Wednesday, May 10, 2006

STOP FUNDING & CLOSE THE NED! - What does the National Endowment for Democracy do?

STOP FUNDING & CLOSE THE NED!

Not one more penny to help undermine & destroy the hopes, dreams & work of millions of women & men creating a better life for each other & their children!

What does the National Endowment for Democracy do?

The NED was conceived by the Reagan Administration and subsequently created by an act of Congress in 1983. Despite being officially considered a "private" organization, the NED is funded by Congress using US tax dollars for at least 95% of its budget. We demand that they cut it off! As Alan Weinstein, an NED co-founder, told the Washington Post, "a lot of what we do today was done covertly 25 years ago by the CIA."

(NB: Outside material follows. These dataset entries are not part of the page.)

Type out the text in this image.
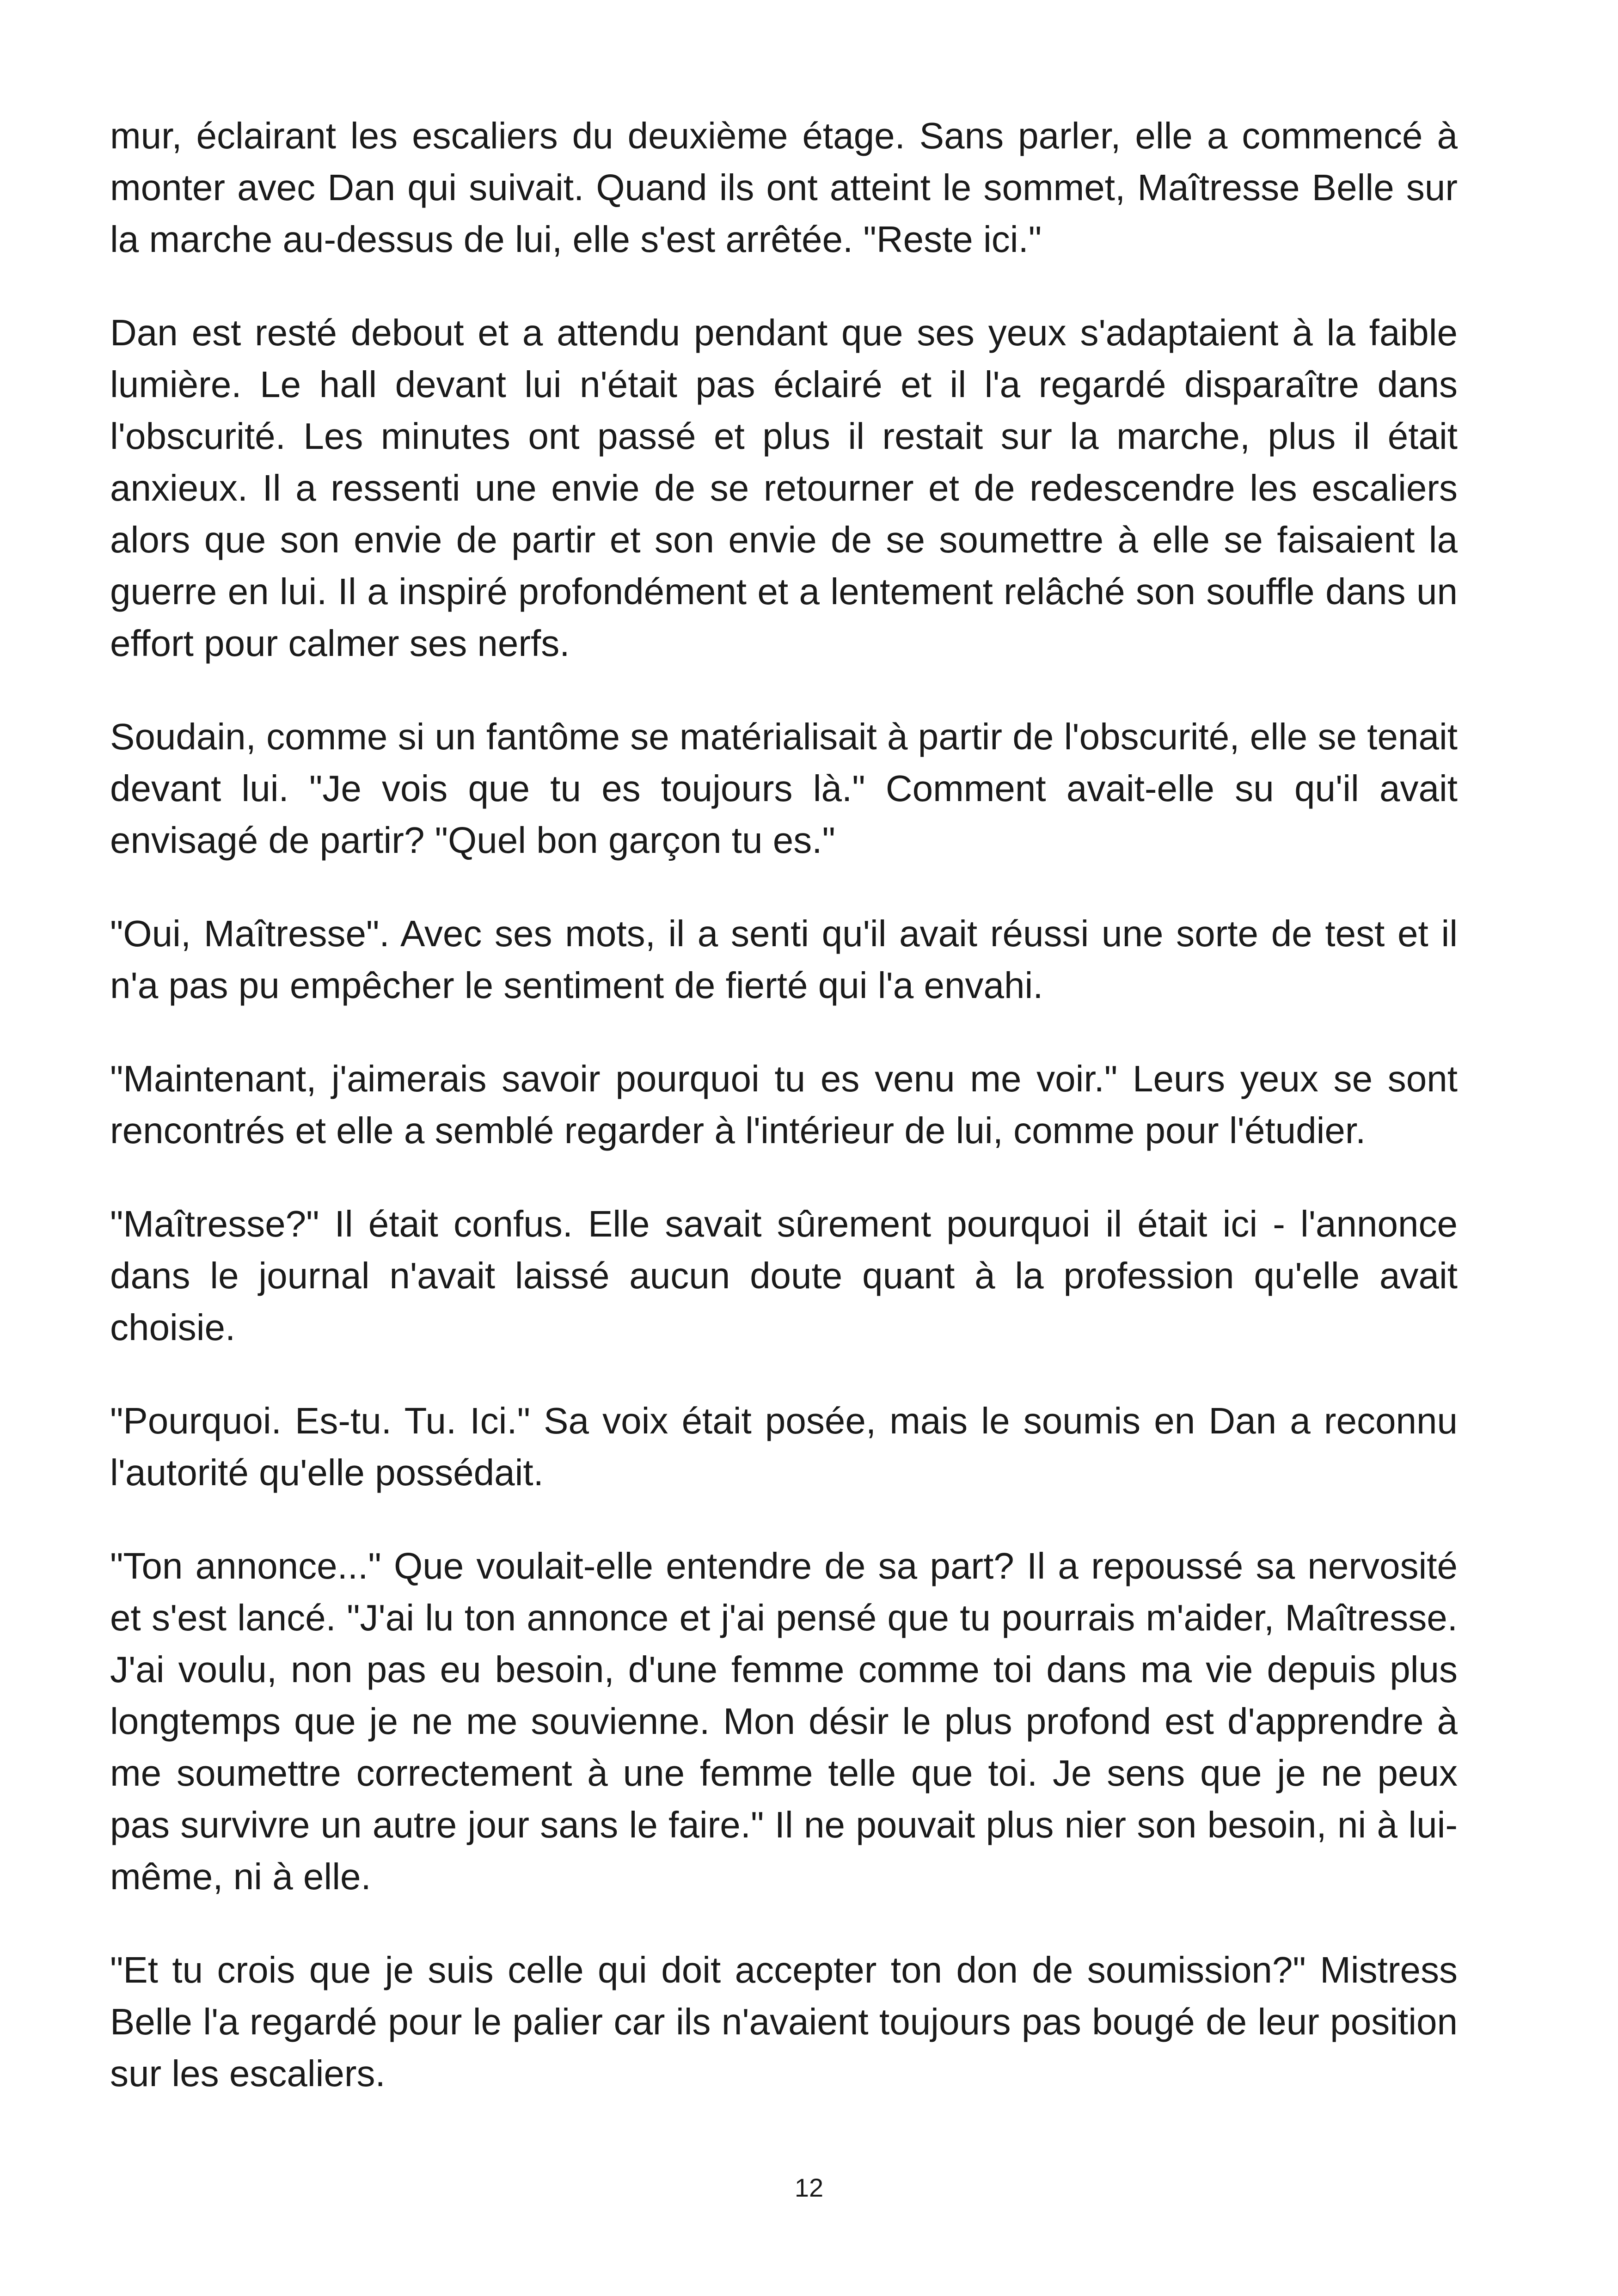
mur, éclairant les escaliers du deuxième étage. Sans parler, elle a commencé à monter avec Dan qui suivait. Quand ils ont atteint le sommet, Maîtresse Belle sur la marche au-dessus de lui, elle s'est arrêtée. "Reste ici."

Dan est resté debout et a attendu pendant que ses yeux s'adaptaient à la faible lumière. Le hall devant lui n'était pas éclairé et il l'a regardé disparaître dans l'obscurité. Les minutes ont passé et plus il restait sur la marche, plus il était anxieux. Il a ressenti une envie de se retourner et de redescendre les escaliers alors que son envie de partir et son envie de se soumettre à elle se faisaient la guerre en lui. Il a inspiré profondément et a lentement relâché son souffle dans un effort pour calmer ses nerfs.

Soudain, comme si un fantôme se matérialisait à partir de l'obscurité, elle se tenait devant lui. "Je vois que tu es toujours là." Comment avait-elle su qu'il avait envisagé de partir? "Quel bon garçon tu es."

"Oui, Maîtresse". Avec ses mots, il a senti qu'il avait réussi une sorte de test et il n'a pas pu empêcher le sentiment de fierté qui l'a envahi.

"Maintenant, j'aimerais savoir pourquoi tu es venu me voir." Leurs yeux se sont rencontrés et elle a semblé regarder à l'intérieur de lui, comme pour l'étudier.

"Maîtresse?" Il était confus. Elle savait sûrement pourquoi il était ici - l'annonce dans le journal n'avait laissé aucun doute quant à la profession qu'elle avait choisie.

"Pourquoi. Es-tu. Tu. Ici." Sa voix était posée, mais le soumis en Dan a reconnu l'autorité qu'elle possédait.

"Ton annonce..." Que voulait-elle entendre de sa part? Il a repoussé sa nervosité et s'est lancé. "J'ai lu ton annonce et j'ai pensé que tu pourrais m'aider, Maîtresse. J'ai voulu, non pas eu besoin, d'une femme comme toi dans ma vie depuis plus longtemps que je ne me souvienne. Mon désir le plus profond est d'apprendre à me soumettre correctement à une femme telle que toi. Je sens que je ne peux pas survivre un autre jour sans le faire." Il ne pouvait plus nier son besoin, ni à lui-même, ni à elle.

"Et tu crois que je suis celle qui doit accepter ton don de soumission?" Mistress Belle l'a regardé pour le palier car ils n'avaient toujours pas bougé de leur position sur les escaliers.

12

Consider this track record – only a glimpse at the NED's activities:
  • In Nicaragua, in 1990, the NED spent $20 per voter in support of a rightist presidential candidate with an agenda to crush the popular movement. Part of this money was used to saturate the media with empty promises, lies, and, most notably, the threat of a continuation of the devastating US proxy Contra war, should the US candidate lose the election.
  • The NED helped to overthrow governments in Bulgaria in 1990 and Albania in 1991 and 1992, and manipulated elections in Mongolia in 1996, all of which had been democratically elected.
  • In Venezuela, the NED quadrupled its budget leading up to the coup against the elected presidency of Hugo Chavez in 2002, defeated by a popular uprising backed by soldiers loyal to the constitution. NED money was given to the AFL-CIO's Solidarity Center, which only a month before the coup attempt brought together the leadership of a corrupt trade union federation (CTV) with a national alliance of business (FEDECAMERAS), two groups that played a key role in the coup. The NED also funded groups behind the crippling lock-out of oil workers later that year, and funded the recall referendum against Chavez in 2004 — which he handsomely defeated despite NED interference.
  • In the Democratic Republic of Congo, where years of war have killed five million people, the NED spends about $1.5 million a year. These wars are maintained and exacerbated by Western corporate interests hungering for the DRC's rich wealth of resources.
  • In Haiti, the International Republican Institute (IRI), one of the NED’s core groups, funded, convened, and coordinated organizations behind the overthrow of the elected government of Jean-Bertrand Aristide in 2004. These organizations included owners of sweatshop industries, right wing politicos, former members and associates of death squads and brutal ex-military officers. Since that coup, over 10,000 Haitians have died. The AFL-CIO’s Solidarity Center has only supported a labor organization that agitated for the ousting of Aristide, while failing to act against or condemn the massive persecution of grassroots Haitians, the majority of whom support Aristide.
  • In Iraq, 50% of the NED’s current budget is spent supporting the US occupation. In the name of "democracy building", the NED funds parties, associations and union centers which are agreeable to conditions that favor US military and corporate interests. Independent union centers, for instance, are outlawed and suppressed, in defiance of the principle of workers' free choice of representation.
  • In Cuba, both the IRI and the National Democratic Institute (NDI) have poured millions of dollars into efforts aimed at regime change and provocations against the Cuban people. These activities have increased exponentially under the Bush administration.
  • In Peru, presidential candidate Ollanta Humala is currently under attack for alleged human rights abuses by organizations receiving funding from the NED and USAID for over a decade. Humala came in first in the initial electoral round, winning the votes of the poorest people, and is an ally of Venezuelan president Hugo Chavez and Bolivian president Evo Morales. (Nothing was heard vs Humala until he spoke out for the poor majority.)
  • The NED has even funded right wing movements in Western Europe, such as France in the 1980's.
The model for NED interventions was developed in the 1960s and 1970s by the AFL-CIO’s foreign “institutes”. The American Institute for Free Labor Development (AIFLD) helped the US government overthrow democratically-elected governments in Guyana and Brazil in 1964, the Dominican Republic in 1965, and most infamously Chile in 1973 – leading to the overthrow and death of President Allende and the death, torture, disappearances and exile of thousands of Chileans. The African American Labor Center (AALC) supported the apartheid regime in South Africa until 1986. The Asian American Free Labor Institute (AAFLI) supported dictatorships in South Korea, The Philippines, and Indonesia. One of the NED’s first projects was to support Philippines dictator Ferdinand Marcos in the face of popular opposition – between 1983 and 1988, $5.7 million was channeled through the AAFLI to the Marcos-created Trade Union Congress, which aligned with corporate management, police and death squads against the independent trade union KMU.


The NED undermines democracy at home by working against democracy around the world. STOP THE FUNDING AND CLOSE IT DOWN!!!